Estonia definitely has not forgotten the time when it was a Soviet Republic. Her opinion on Russia’s political leadership highly skeptical, and the decision to join NATO was made specifically in order to protect its independence from Moscow.

“People are asking, are we afraid, but why should we be afraid? The deterrent power of NATO, as practice shows, works one hundred percent. We are not afraid, but we are in a state of readiness,” — said the President Celluloid.

The President without hesitation calls Russia a country which does not allow other countries to determine their own path. Estonians are very wary of what is happening in the East.

“You never know. Indeed, in August, (Russian President Vladimir) Putin has a habit of always working when the rest of us, usually on vacation,” says Maple Aarts (Klen Jäärats), head of the European Department of the Estonian government office.

“In September, they will train to carry out the occupation during large-scale maneuvers “West”. But I guess it’s just a drill,” says Aarts with an evasive smile.

The EU’s relations with the East during the presidency of Estonia will be discussed at yet another summit with members of the so-called Eastern partnership in Brussels in November. In addition, the expected formal talks over Russia’s plans regarding the expansion of the gas pipeline “Nord stream” in Baltic sea.

Estonia also very skeptical.

“We are looking for ways to synchronize our grid with the Scandinavian networks. Because we would feel more confident if our power would depend on like-minded countries. Now we are connected to the Russian power — and Russia is unpredictable,” says the President Kersti Kaljulaid.


Largest Estonia approximately corresponds to half of the Gotaland County, its population is 1.3 million inhabitants. About a third lives in the capital Tallinn.

After Estonia has long been under the yoke of foreign power, including German, Danish, Swedish and Russian rulers, the country in 1918 regained its independence from what was then Russia.

During the Second world war it again came under Russian control, which continued until the restoration of sovereignty after the collapse of the Soviet Union in 1991.

Since 2004 Estonia is member of EU and NATO, and since 2011 in the country in the course of the Euro.
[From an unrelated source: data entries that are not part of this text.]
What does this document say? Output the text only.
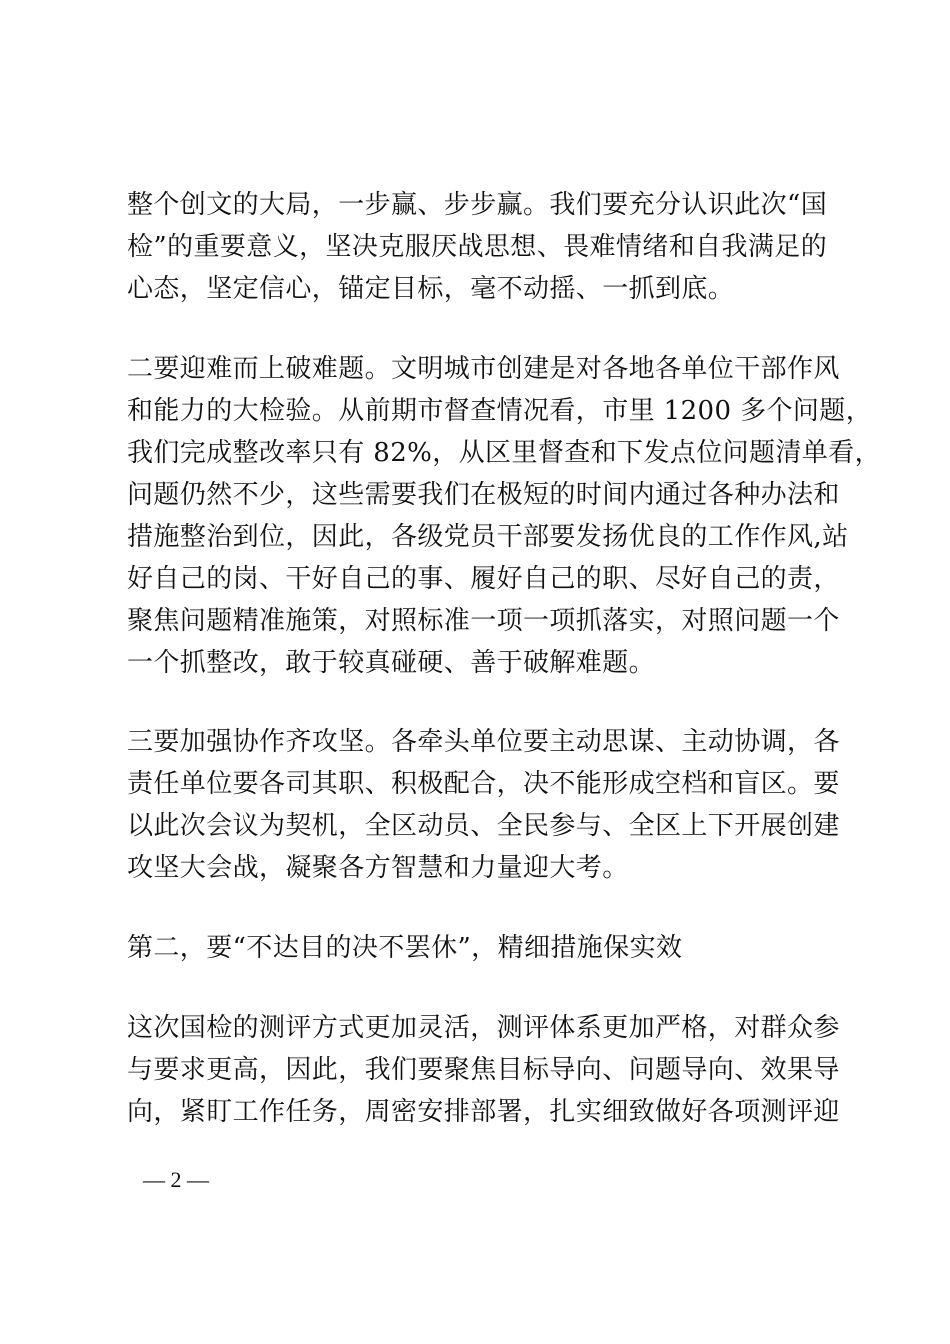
整个创文的大局，一步赢、步步赢。我们要充分认识此次“国
检”的重要意义，坚决克服厌战思想、畏难情绪和自我满足的
心态，坚定信心，锚定目标，毫不动摇、一抓到底。
二要迎难而上破难题。文明城市创建是对各地各单位干部作风
和能力的大检验。从前期市督查情况看，市里 1200 多个问题，
我们完成整改率只有 82%，从区里督查和下发点位问题清单看，
问题仍然不少，这些需要我们在极短的时间内通过各种办法和
措施整治到位，因此，各级党员干部要发扬优良的工作作风,站
好自己的岗、干好自己的事、履好自己的职、尽好自己的责，
聚焦问题精准施策，对照标准一项一项抓落实，对照问题一个
一个抓整改，敢于较真碰硬、善于破解难题。
三要加强协作齐攻坚。各牵头单位要主动思谋、主动协调，各
责任单位要各司其职、积极配合，决不能形成空档和盲区。要
以此次会议为契机，全区动员、全民参与、全区上下开展创建
攻坚大会战，凝聚各方智慧和力量迎大考。
第二，要“不达目的决不罢休”，精细措施保实效
这次国检的测评方式更加灵活，测评体系更加严格，对群众参
与要求更高，因此，我们要聚焦目标导向、问题导向、效果导
向，紧盯工作任务，周密安排部署，扎实细致做好各项测评迎
— 2 —
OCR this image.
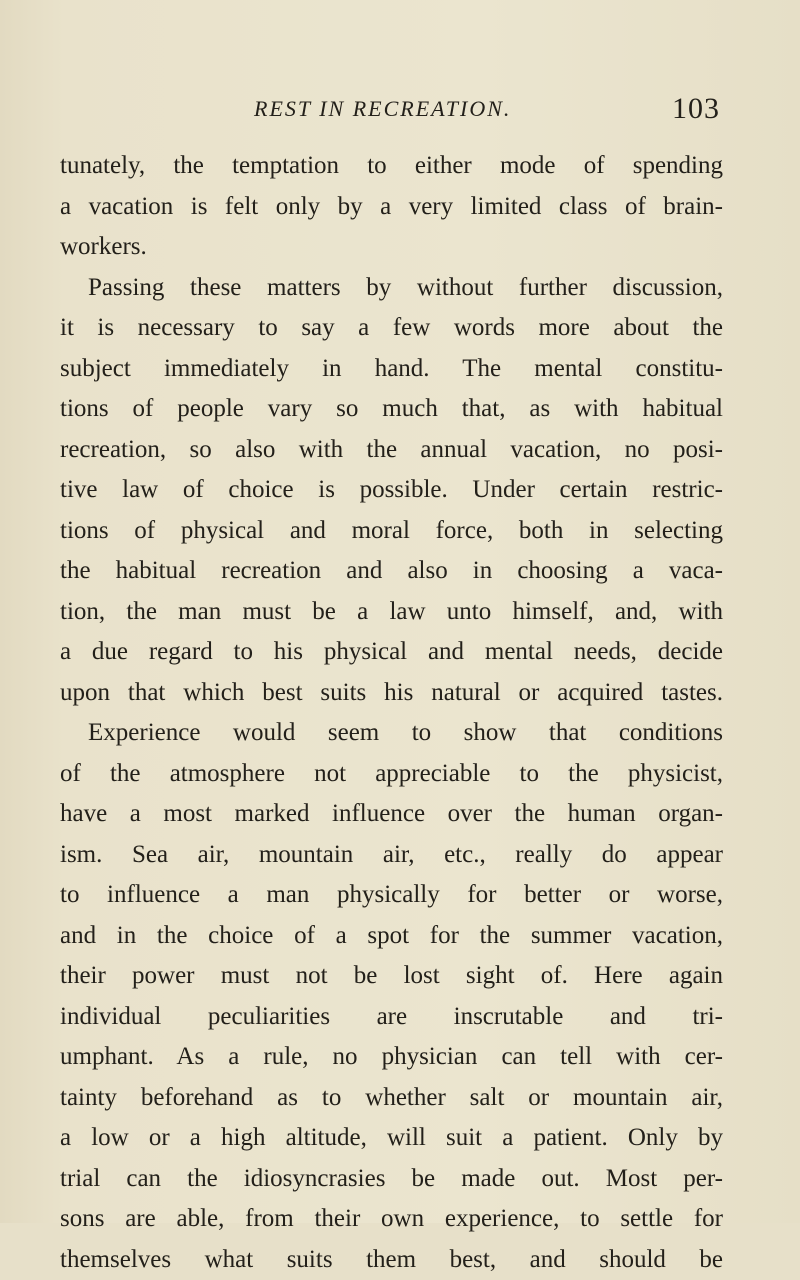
REST IN RECREATION.	103
tunately, the temptation to either mode of spending
a vacation is felt only by a very limited class of brain-
workers.
Passing these matters by without further discussion,
it is necessary to say a few words more about the
subject immediately in hand. The mental constitu-
tions of people vary so much that, as with habitual
recreation, so also with the annual vacation, no posi-
tive law of choice is possible. Under certain restric-
tions of physical and moral force, both in selecting
the habitual recreation and also in choosing a vaca-
tion, the man must be a law unto himself, and, with
a due regard to his physical and mental needs, decide
upon that which best suits his natural or acquired tastes.
Experience would seem to show that conditions
of the atmosphere not appreciable to the physicist,
have a most marked influence over the human organ-
ism. Sea air, mountain air, etc., really do appear
to influence a man physically for better or worse,
and in the choice of a spot for the summer vacation,
their power must not be lost sight of. Here again
individual peculiarities are inscrutable and tri-
umphant. As a rule, no physician can tell with cer-
tainty beforehand as to whether salt or mountain air,
a low or a high altitude, will suit a patient. Only by
trial can the idiosyncrasies be made out. Most per-
sons are able, from their own experience, to settle for
themselves what suits them best, and should be
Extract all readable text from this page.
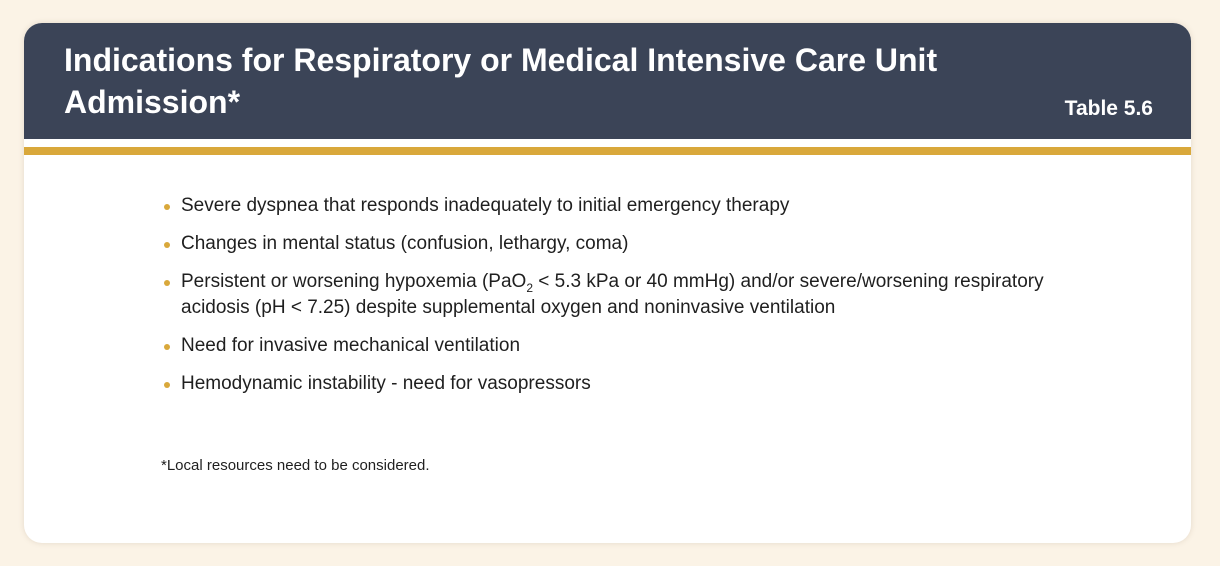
Indications for Respiratory or Medical Intensive Care Unit Admission*	Table 5.6
Severe dyspnea that responds inadequately to initial emergency therapy
Changes in mental status (confusion, lethargy, coma)
Persistent or worsening hypoxemia (PaO$_2$ < 5.3 kPa or 40 mmHg) and/or severe/worsening respiratory acidosis (pH < 7.25) despite supplemental oxygen and noninvasive ventilation
Need for invasive mechanical ventilation
Hemodynamic instability - need for vasopressors

*Local resources need to be considered.
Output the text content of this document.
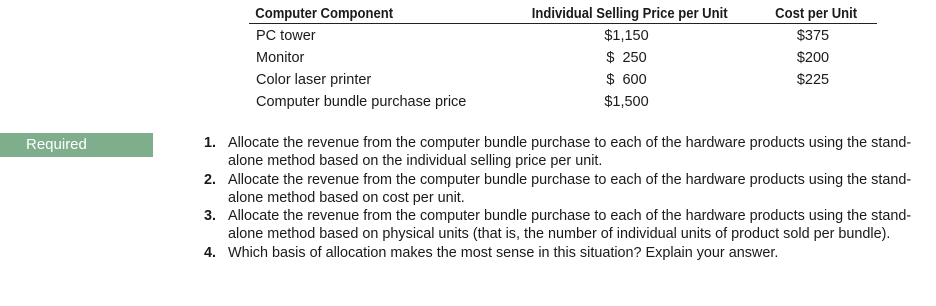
Computer Component	Individual Selling Price per Unit	Cost per Unit
PC tower	$1,150	$375
Monitor	$  250	$200
Color laser printer	$  600	$225
Computer bundle purchase price	$1,500	
Required	1. Allocate the revenue from the computer bundle purchase to each of the hardware products using the stand-alone method based on the individual selling price per unit.
2. Allocate the revenue from the computer bundle purchase to each of the hardware products using the stand-alone method based on cost per unit.
3. Allocate the revenue from the computer bundle purchase to each of the hardware products using the stand-alone method based on physical units (that is, the number of individual units of product sold per bundle).
4. Which basis of allocation makes the most sense in this situation? Explain your answer.
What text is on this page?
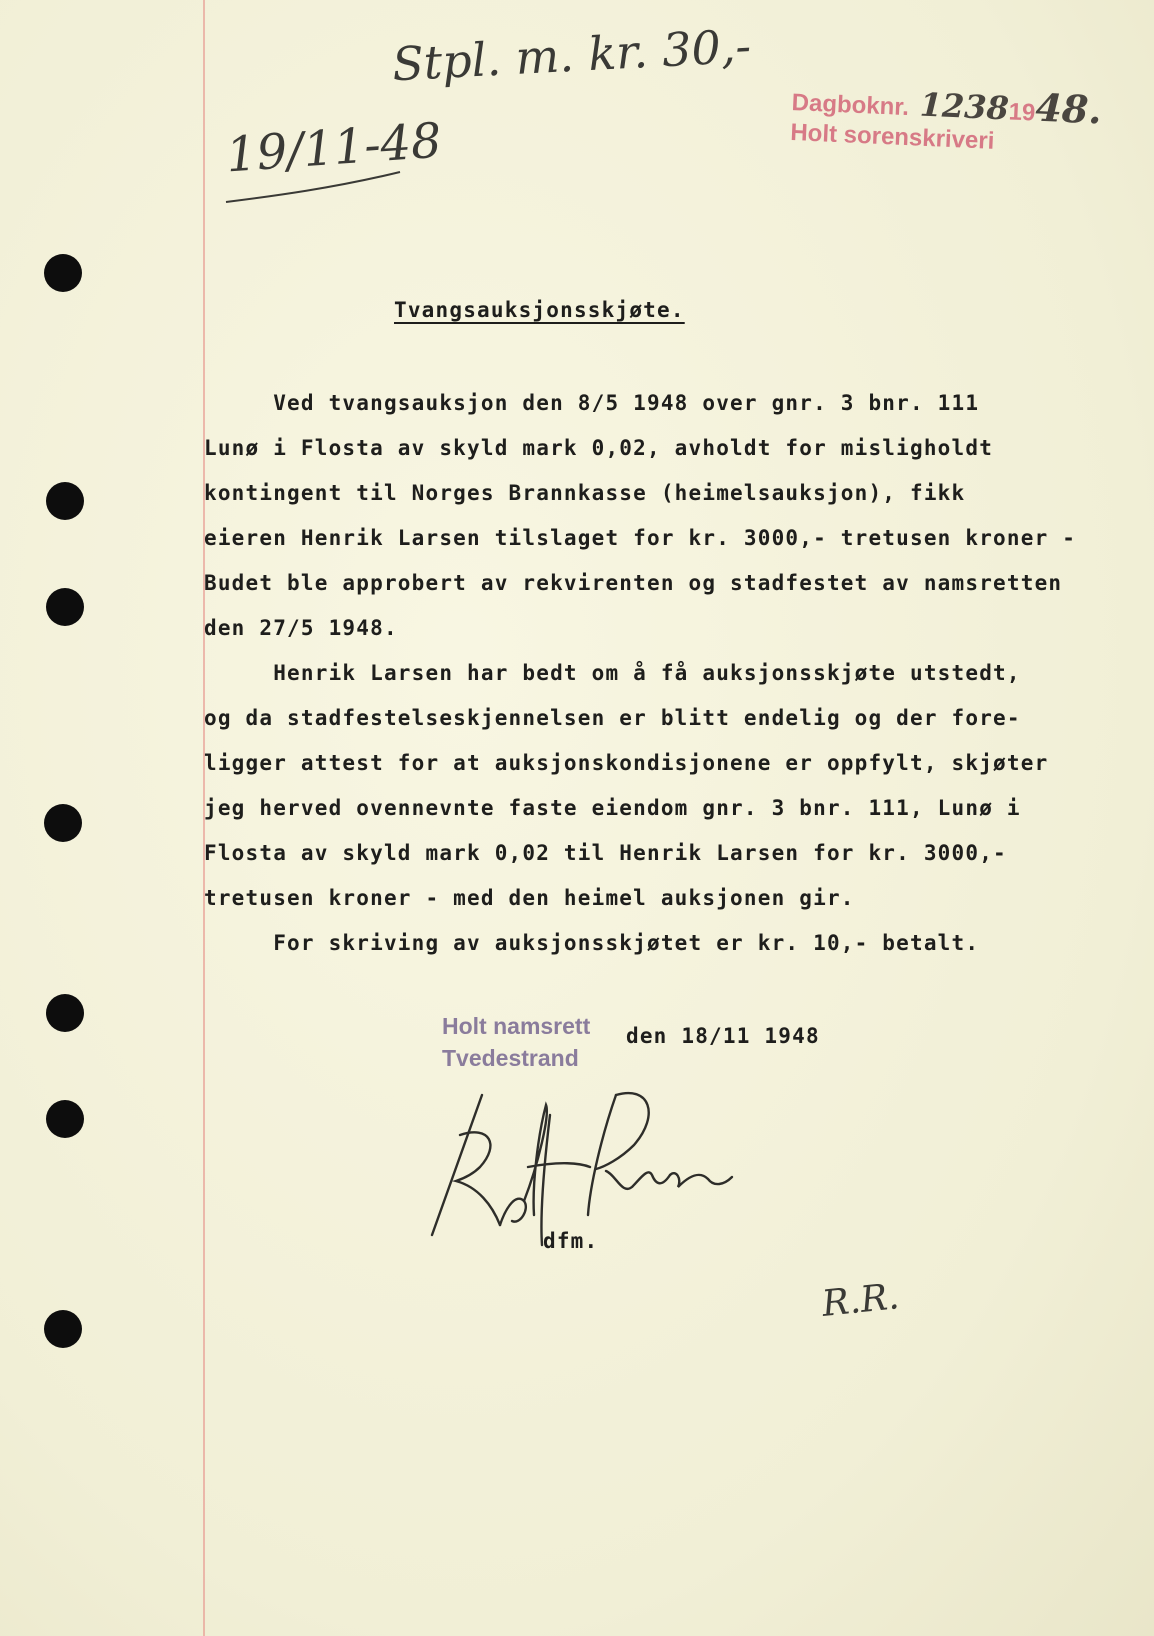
Stpl. m. kr. 30,-
19/11-48
Dagboknr. 12381948.
Holt sorenskriveri
Tvangsauksjonsskjøte.
Ved tvangsauksjon den 8/5 1948 over gnr. 3 bnr. 111
Lunø i Flosta av skyld mark 0,02, avholdt for misligholdt
kontingent til Norges Brannkasse (heimelsauksjon), fikk
eieren Henrik Larsen tilslaget for kr. 3000,- tretusen kroner -
Budet ble approbert av rekvirenten og stadfestet av namsretten
den 27/5 1948.
Henrik Larsen har bedt om å få auksjonsskjøte utstedt,
og da stadfestelseskjennelsen er blitt endelig og der fore-
ligger attest for at auksjonskondisjonene er oppfylt, skjøter
jeg herved ovennevnte faste eiendom gnr. 3 bnr. 111, Lunø i
Flosta av skyld mark 0,02 til Henrik Larsen for kr. 3000,-
tretusen kroner - med den heimel auksjonen gir.
For skriving av auksjonsskjøtet er kr. 10,- betalt.
Holt namsrett
Tvedestrand
den 18/11 1948
dfm.
R.R.
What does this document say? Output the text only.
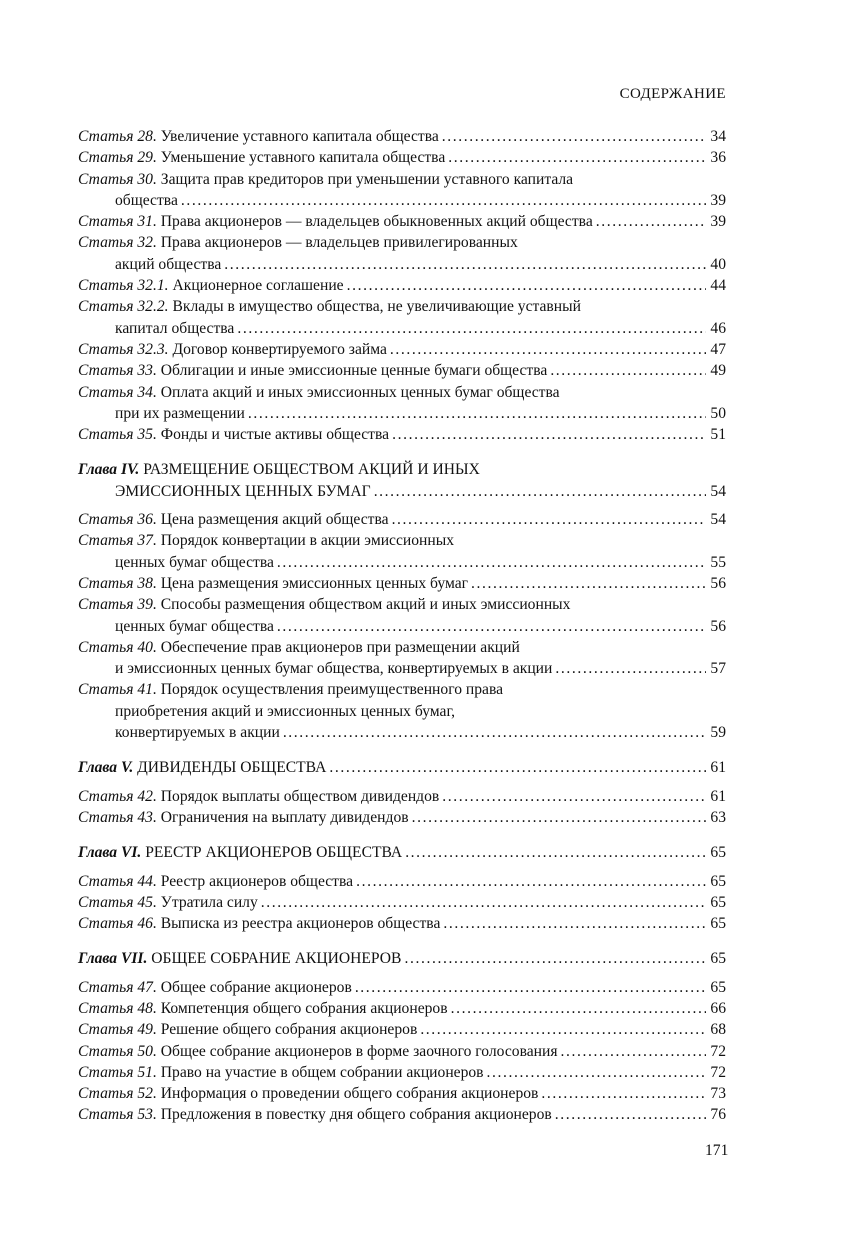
СОДЕРЖАНИЕ
Статья 28. Увеличение уставного капитала общества .....	34
Статья 29. Уменьшение уставного капитала общества .....	36
Статья 30. Защита прав кредиторов при уменьшении уставного капитала
общества .....	39
Статья 31. Права акционеров — владельцев обыкновенных акций общества .....	39
Статья 32. Права акционеров — владельцев привилегированных
акций общества .....	40
Статья 32.1. Акционерное соглашение .....	44
Статья 32.2. Вклады в имущество общества, не увеличивающие уставный
капитал общества .....	46
Статья 32.3. Договор конвертируемого займа .....	47
Статья 33. Облигации и иные эмиссионные ценные бумаги общества .....	49
Статья 34. Оплата акций и иных эмиссионных ценных бумаг общества
при их размещении .....	50
Статья 35. Фонды и чистые активы общества .....	51
Глава IV. РАЗМЕЩЕНИЕ ОБЩЕСТВОМ АКЦИЙ И ИНЫХ
ЭМИССИОННЫХ ЦЕННЫХ БУМАГ .....	54
Статья 36. Цена размещения акций общества .....	54
Статья 37. Порядок конвертации в акции эмиссионных
ценных бумаг общества .....	55
Статья 38. Цена размещения эмиссионных ценных бумаг .....	56
Статья 39. Способы размещения обществом акций и иных эмиссионных
ценных бумаг общества .....	56
Статья 40. Обеспечение прав акционеров при размещении акций
и эмиссионных ценных бумаг общества, конвертируемых в акции .....	57
Статья 41. Порядок осуществления преимущественного права
приобретения акций и эмиссионных ценных бумаг,
конвертируемых в акции .....	59
Глава V. ДИВИДЕНДЫ ОБЩЕСТВА .....	61
Статья 42. Порядок выплаты обществом дивидендов .....	61
Статья 43. Ограничения на выплату дивидендов .....	63
Глава VI. РЕЕСТР АКЦИОНЕРОВ ОБЩЕСТВА .....	65
Статья 44. Реестр акционеров общества .....	65
Статья 45. Утратила силу .....	65
Статья 46. Выписка из реестра акционеров общества .....	65
Глава VII. ОБЩЕЕ СОБРАНИЕ АКЦИОНЕРОВ .....	65
Статья 47. Общее собрание акционеров .....	65
Статья 48. Компетенция общего собрания акционеров .....	66
Статья 49. Решение общего собрания акционеров .....	68
Статья 50. Общее собрание акционеров в форме заочного голосования .....	72
Статья 51. Право на участие в общем собрании акционеров .....	72
Статья 52. Информация о проведении общего собрания акционеров .....	73
Статья 53. Предложения в повестку дня общего собрания акционеров .....	76
171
Since October of 2016 President — Kirsty Kaljulaid (born in 1969). The Prime Minister of the country from November 2016 — jüri Ratas (Jüri Ratas was born in 1978).

The EU presidency

The main task of the presidency of the Council of Europe to conduct Ministerial meetings and negotiations with the European Parliament and the European Commission. All ordinary meetings, however, are held in Brussels under the chairmanship of the permanent President of the Council, which at the moment is former Prime Minister of Poland Donald Tusk.